Gatifloxacin (also known as AM-1155, CG5501, and BMS-206584) has been established as a fluoroquinoline broad-spectrum antibiotic (Fukuda et al. 1998) (Fig. 10). It was originally discovered by Kyorin Pharmaceuticals in the late 1980s as a hemihydrate that was recrystallized from methanol (Masuzawa et al.1991). This crystalline form was found to be hygroscopic and resulted in poor tablet disintegration and dissolution. In the mid-1990s, a sesquihydrate was found by Kyorin with improved properties (Matsumoto et al. 1999). The compound was licensed to Bristol-Myers Squibb (BMS) in 1996 with two hydrated forms disclosed.
Fig. 10: Structure of gatifloxacin
Initial clinical formulations at BMS utilized the sesquihydrate in a wet granulation process. The clinical batch failed specifications when a new crystal form was discovered in the batch. The new crystal form was confirmed as a pentahydrate (Raghaven et al. 2002), which was found to be less soluble and more stable in various formulations (wet granulations, dry blends, and aqueous suspensions). Issues with the initial clinical sesquihydrate formulation, as well as difficulty producing pure sesquihydrate material, had prompted crystallization studies to find a better understanding of the solid form landscape.

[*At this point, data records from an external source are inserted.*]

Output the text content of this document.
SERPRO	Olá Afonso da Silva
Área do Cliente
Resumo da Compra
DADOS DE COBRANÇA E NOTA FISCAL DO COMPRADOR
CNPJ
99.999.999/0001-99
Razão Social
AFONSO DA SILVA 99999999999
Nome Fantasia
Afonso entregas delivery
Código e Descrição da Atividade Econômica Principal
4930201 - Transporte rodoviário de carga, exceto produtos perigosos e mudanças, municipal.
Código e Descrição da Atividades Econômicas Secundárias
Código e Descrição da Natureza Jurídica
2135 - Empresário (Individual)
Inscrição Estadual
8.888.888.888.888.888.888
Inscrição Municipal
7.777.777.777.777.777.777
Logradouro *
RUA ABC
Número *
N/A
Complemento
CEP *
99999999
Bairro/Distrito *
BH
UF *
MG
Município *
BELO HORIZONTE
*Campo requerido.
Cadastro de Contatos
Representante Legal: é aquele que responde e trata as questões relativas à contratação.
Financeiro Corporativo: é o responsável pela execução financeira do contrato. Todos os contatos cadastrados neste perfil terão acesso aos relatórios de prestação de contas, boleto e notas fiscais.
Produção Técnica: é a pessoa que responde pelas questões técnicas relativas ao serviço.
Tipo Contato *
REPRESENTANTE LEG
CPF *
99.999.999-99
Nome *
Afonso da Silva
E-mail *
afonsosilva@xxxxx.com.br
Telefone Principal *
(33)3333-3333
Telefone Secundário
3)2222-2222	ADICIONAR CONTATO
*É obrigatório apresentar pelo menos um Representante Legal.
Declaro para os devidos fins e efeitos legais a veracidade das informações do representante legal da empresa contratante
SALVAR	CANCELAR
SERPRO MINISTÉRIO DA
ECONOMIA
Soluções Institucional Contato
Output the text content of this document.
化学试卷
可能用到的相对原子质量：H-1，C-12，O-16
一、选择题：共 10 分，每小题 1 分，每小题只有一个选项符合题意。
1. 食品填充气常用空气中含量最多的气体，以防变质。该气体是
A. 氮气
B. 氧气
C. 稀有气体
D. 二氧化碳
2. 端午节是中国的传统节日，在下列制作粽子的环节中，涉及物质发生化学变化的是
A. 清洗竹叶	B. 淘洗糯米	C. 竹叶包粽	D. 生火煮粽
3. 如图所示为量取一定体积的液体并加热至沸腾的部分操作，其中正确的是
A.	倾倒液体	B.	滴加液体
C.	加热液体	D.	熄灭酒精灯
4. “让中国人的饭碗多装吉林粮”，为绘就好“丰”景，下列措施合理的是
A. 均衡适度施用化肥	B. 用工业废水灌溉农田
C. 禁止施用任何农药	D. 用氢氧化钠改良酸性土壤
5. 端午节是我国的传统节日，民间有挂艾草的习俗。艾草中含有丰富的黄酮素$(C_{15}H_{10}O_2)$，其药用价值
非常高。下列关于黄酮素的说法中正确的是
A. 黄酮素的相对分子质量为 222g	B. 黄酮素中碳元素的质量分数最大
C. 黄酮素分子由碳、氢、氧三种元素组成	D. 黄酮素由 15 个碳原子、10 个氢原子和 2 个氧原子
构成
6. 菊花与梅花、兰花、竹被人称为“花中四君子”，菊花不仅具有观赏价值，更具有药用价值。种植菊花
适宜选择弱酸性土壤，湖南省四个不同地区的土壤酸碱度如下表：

Crystallization studies using only ethanol, water, and various drying conditions resulted in 12 additional forms for gatifloxacin (Fig. 11) (Raghaven et al. 2002). These studies added considerable elements to the development timeline of the compound, including finding the forms, developing API processes for the desired forms, optimizing clinical formulations, and requalifying analytical methods. While the pentahydrate exhibited superb physical properties for the API and formulation, it was also found to be less bioavailable compared to the sesquihydrate. This resulted in a switch back to the sesquihydrate form for the marketed tablet formulation Tequin®, approved in 1999 (Fish and North 2001). Potentially fatal blood sugar problems resulted in a blackbox warning for Tequin®, as well as a subsequent removal of Tequin® from the US and Canadian markets in 2006. The sesquihydrate was subsequently used in the production of ophthalmic solutions, Zymar® and Zymaxid®. After the compound patent had expired in 2010, Apotex started to use the hemihydrate in their generic product.
Fig. 11: Gatifloxacin crystalline forms from ethanaol, water, and various drying conditions (adapted from reference (Raghaven et al. 2002))
Gatifloxacin has provided an example of multiple form changes throughout mid to late stage development. These changes created significant additional work around API crystallization development, formulation processing, analytical methods, and biological studies (i.e., bridging and bioequivalence studies). This case study has also demonstrated the criticality of due diligence for in-licensed compounds, including proper screening. Companies that in-license a compound should ask specific questions about the solid form studies that were performed to determine the scope of knowledge and inter-relationships between forms, and how the solid form landscape would impact the desired dosage form and development plan. For companies that out-license a compound, a solid form study targeted toward the most stable form, crystallization conditions, and formulation processes have resulted in a much stronger package.
While the initial package for gatifloxacin seemed straightforward with only two hydrated forms, it should be classified as an "ugly" scenario due to the solid form changes and additional studies.